Massimo Cacciari e il professor Pasquino saranno forse due eversori? Vorranno proprio l’Italia in
dissoluzione che atterrisce Rutelli? Pensano da federalisti ma sotto sotto sono secessionisti? Lasciamo
perdere. Il fatto è che il federalismo nostrano paga ora due sciagure. La prima: un ceto politico
trasversalmente parassitario. La seconda: Umberto Bossi. Fare ad esempio un Senato delle Regioni
vuol dire licenziare un sacco di politici di mestiere. Costruire una Stato leggero significa svuotare una
sequela di rendite. Rifare l’unità dell’Italia attraverso l’unione delle autonomie sposta il baricentro della
politica, delle burocrazie, di tante lobby, di tanti poteri, di tanti privilegi. Per questo lo (pseudo)
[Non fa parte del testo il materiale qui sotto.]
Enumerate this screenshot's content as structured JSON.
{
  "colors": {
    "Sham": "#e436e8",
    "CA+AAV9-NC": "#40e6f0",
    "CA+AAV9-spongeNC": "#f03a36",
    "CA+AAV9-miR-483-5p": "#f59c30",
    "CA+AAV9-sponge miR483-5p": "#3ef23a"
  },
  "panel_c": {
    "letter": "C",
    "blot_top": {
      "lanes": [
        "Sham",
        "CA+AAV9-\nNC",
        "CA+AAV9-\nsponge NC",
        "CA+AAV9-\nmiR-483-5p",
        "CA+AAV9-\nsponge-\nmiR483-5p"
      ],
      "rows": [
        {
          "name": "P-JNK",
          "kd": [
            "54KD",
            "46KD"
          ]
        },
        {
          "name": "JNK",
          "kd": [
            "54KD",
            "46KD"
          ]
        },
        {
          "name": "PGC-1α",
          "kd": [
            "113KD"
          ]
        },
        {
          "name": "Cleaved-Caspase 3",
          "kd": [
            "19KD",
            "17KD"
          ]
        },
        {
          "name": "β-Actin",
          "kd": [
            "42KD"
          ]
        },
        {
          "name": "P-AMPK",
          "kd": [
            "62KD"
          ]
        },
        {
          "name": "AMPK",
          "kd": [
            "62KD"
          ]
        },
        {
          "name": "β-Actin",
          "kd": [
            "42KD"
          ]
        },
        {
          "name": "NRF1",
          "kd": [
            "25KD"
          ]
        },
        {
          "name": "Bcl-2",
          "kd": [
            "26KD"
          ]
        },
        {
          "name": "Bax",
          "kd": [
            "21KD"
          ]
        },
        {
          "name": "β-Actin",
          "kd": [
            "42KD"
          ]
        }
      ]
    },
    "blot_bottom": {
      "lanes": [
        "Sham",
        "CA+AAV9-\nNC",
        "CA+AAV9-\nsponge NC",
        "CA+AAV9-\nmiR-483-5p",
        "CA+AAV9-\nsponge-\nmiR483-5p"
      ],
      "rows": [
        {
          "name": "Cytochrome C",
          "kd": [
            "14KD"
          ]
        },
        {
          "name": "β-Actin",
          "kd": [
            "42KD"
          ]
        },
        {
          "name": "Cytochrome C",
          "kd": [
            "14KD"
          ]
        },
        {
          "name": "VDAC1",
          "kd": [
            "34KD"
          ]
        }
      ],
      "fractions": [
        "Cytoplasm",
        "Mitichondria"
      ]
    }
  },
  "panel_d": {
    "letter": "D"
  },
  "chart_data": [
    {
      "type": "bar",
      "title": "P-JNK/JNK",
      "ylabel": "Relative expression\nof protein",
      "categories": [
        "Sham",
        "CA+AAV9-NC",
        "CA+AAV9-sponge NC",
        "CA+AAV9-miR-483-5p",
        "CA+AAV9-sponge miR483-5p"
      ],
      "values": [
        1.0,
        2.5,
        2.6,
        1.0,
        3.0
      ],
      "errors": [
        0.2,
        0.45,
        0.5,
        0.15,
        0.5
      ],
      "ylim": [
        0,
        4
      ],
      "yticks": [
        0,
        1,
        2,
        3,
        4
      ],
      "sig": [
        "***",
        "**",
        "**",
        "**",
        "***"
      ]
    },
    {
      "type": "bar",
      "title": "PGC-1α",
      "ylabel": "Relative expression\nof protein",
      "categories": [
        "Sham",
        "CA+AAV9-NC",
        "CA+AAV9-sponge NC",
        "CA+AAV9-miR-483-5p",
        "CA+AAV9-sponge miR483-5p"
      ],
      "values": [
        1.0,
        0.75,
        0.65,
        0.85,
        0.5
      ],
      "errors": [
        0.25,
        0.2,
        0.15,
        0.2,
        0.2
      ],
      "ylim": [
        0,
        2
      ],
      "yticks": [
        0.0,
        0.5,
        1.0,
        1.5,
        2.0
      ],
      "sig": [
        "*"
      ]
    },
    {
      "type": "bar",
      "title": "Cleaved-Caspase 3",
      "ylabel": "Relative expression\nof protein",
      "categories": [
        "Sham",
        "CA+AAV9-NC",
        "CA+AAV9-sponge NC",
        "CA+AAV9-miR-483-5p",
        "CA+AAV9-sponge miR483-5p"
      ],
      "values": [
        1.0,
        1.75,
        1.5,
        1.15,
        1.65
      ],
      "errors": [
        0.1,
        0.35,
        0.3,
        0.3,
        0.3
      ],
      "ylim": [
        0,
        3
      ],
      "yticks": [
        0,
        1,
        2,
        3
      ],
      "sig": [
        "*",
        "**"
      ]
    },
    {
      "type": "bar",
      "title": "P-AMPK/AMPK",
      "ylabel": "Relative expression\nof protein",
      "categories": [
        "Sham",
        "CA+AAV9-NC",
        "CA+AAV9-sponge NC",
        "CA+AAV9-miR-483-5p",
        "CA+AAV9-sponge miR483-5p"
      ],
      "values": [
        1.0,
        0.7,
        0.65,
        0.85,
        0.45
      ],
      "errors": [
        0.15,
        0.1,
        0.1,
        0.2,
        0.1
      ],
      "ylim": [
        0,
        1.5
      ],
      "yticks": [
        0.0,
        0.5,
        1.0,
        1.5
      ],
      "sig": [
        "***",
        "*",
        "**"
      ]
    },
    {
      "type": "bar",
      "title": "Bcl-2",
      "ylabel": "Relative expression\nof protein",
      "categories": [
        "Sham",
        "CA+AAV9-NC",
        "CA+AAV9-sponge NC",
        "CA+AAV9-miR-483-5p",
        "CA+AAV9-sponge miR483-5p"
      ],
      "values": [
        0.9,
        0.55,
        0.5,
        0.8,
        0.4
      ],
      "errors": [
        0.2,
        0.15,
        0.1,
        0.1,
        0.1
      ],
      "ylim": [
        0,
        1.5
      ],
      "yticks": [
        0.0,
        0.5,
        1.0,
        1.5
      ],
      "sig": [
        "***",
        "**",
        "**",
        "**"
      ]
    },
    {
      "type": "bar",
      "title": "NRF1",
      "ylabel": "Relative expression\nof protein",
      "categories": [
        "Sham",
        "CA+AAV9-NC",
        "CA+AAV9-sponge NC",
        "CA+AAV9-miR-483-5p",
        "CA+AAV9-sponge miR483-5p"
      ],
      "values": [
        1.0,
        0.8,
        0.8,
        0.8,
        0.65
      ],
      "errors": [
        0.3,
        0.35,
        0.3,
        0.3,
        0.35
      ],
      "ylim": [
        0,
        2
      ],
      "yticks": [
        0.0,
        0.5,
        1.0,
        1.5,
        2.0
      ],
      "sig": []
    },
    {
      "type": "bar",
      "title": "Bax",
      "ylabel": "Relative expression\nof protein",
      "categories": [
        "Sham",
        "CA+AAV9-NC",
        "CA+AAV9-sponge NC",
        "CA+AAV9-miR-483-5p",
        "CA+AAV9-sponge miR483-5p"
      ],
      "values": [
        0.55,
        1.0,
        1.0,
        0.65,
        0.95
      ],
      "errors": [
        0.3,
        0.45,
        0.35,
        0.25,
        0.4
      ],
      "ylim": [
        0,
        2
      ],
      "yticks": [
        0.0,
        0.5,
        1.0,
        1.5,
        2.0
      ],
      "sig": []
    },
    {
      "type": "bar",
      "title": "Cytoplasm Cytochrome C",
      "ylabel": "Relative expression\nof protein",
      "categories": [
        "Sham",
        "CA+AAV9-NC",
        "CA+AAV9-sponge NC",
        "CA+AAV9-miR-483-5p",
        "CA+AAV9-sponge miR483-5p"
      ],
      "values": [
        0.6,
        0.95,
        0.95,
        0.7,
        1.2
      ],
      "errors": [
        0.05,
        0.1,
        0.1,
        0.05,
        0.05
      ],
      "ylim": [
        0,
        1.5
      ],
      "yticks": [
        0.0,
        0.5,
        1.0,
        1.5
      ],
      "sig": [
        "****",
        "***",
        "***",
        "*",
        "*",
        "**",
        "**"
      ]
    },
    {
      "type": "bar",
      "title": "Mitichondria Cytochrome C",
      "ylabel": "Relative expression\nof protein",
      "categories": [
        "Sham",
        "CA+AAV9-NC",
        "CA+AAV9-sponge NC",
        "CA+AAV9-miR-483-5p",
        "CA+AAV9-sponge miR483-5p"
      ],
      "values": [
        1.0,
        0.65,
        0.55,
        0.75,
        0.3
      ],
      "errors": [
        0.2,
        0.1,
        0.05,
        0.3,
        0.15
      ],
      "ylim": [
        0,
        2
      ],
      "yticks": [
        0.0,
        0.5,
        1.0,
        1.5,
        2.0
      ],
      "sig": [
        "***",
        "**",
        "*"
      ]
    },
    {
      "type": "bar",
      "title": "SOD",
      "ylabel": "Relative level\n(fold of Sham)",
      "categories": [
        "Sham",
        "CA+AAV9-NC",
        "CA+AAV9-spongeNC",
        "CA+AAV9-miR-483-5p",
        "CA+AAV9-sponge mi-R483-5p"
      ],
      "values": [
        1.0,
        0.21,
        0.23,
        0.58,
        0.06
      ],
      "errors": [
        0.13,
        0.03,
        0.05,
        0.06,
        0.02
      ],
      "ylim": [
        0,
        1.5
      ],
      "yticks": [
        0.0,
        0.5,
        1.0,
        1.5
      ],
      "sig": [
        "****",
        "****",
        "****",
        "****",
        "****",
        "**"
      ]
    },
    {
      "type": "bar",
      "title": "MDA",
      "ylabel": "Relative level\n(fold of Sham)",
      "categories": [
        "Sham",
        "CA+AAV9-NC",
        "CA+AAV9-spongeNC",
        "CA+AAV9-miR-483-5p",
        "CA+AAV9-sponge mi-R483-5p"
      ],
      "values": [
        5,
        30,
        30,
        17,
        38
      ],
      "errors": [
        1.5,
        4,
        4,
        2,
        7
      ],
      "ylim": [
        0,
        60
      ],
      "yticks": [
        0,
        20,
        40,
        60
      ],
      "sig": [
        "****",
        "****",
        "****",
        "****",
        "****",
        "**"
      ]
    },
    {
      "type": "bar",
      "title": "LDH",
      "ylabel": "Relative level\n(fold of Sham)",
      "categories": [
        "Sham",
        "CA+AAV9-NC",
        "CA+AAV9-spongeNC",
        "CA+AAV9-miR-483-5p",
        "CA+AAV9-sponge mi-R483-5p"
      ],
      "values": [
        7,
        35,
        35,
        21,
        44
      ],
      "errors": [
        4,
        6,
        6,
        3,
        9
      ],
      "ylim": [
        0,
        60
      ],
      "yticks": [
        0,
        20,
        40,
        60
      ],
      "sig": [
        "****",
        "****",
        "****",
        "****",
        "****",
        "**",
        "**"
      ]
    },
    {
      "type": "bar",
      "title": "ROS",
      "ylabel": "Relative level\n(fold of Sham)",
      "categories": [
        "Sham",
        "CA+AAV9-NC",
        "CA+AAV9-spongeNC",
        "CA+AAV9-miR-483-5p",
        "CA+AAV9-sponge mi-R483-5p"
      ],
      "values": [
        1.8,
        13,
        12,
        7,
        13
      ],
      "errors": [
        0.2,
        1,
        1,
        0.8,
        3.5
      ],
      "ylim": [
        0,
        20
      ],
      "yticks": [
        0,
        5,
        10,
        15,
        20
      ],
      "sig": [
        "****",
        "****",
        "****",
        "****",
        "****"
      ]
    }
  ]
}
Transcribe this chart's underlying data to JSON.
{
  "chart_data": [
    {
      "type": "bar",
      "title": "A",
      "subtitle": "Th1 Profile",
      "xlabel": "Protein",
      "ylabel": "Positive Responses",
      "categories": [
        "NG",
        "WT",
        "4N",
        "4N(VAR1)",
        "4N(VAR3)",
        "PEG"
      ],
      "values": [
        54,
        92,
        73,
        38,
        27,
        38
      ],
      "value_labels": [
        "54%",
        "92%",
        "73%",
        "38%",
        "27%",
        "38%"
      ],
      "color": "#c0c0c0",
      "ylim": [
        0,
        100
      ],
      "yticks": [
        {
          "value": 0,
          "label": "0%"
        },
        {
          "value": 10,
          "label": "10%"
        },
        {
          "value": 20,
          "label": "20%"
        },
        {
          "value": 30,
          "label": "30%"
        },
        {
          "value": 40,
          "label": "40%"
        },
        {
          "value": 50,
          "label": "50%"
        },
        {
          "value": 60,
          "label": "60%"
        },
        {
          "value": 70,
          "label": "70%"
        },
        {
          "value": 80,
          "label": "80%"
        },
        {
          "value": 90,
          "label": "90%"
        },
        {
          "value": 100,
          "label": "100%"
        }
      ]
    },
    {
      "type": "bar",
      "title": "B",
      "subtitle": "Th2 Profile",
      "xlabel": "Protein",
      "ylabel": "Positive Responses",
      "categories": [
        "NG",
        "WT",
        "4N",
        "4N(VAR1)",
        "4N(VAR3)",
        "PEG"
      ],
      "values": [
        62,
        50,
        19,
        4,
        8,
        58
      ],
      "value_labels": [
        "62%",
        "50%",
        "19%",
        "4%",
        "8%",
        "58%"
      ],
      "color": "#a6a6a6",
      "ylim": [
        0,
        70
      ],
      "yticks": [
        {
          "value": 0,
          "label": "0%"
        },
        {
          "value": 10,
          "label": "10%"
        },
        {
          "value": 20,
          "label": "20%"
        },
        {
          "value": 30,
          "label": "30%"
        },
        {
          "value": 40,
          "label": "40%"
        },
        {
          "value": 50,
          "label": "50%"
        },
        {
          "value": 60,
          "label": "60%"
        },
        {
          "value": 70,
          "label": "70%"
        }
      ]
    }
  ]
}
federalismo allontana il federalismo. Perché la sua caricatura lascerà gli interessi intatti, là dove e come
stanno, impedendo di scommettere sul territorio. Per questo ceto parassitario l’onorevole Bossi è
paradossalmente il federalista ideale. Nel senso che proprio lui fornisce il perfetto alibi per osteggiare
ogni federalismo, anche nella «piccola» versione della sua devolution. Lui, ministro per le Riforme,
spinge padanamente a ostacolarle. Chi considera la devolution la fine dello Stato, fa avanspettacolo
istituzionale. Ma chi, come Bossi l’altro ieri a Pavia, invoca la devolution per porre fine alla «schiavitù
della Padania» dimostra di aver perduto nel 2002 anche il senso del ridicolo. L’unico pericolo che corre
l’Italia è sempre lo stesso. Il riformismo alla Vanna Marchi.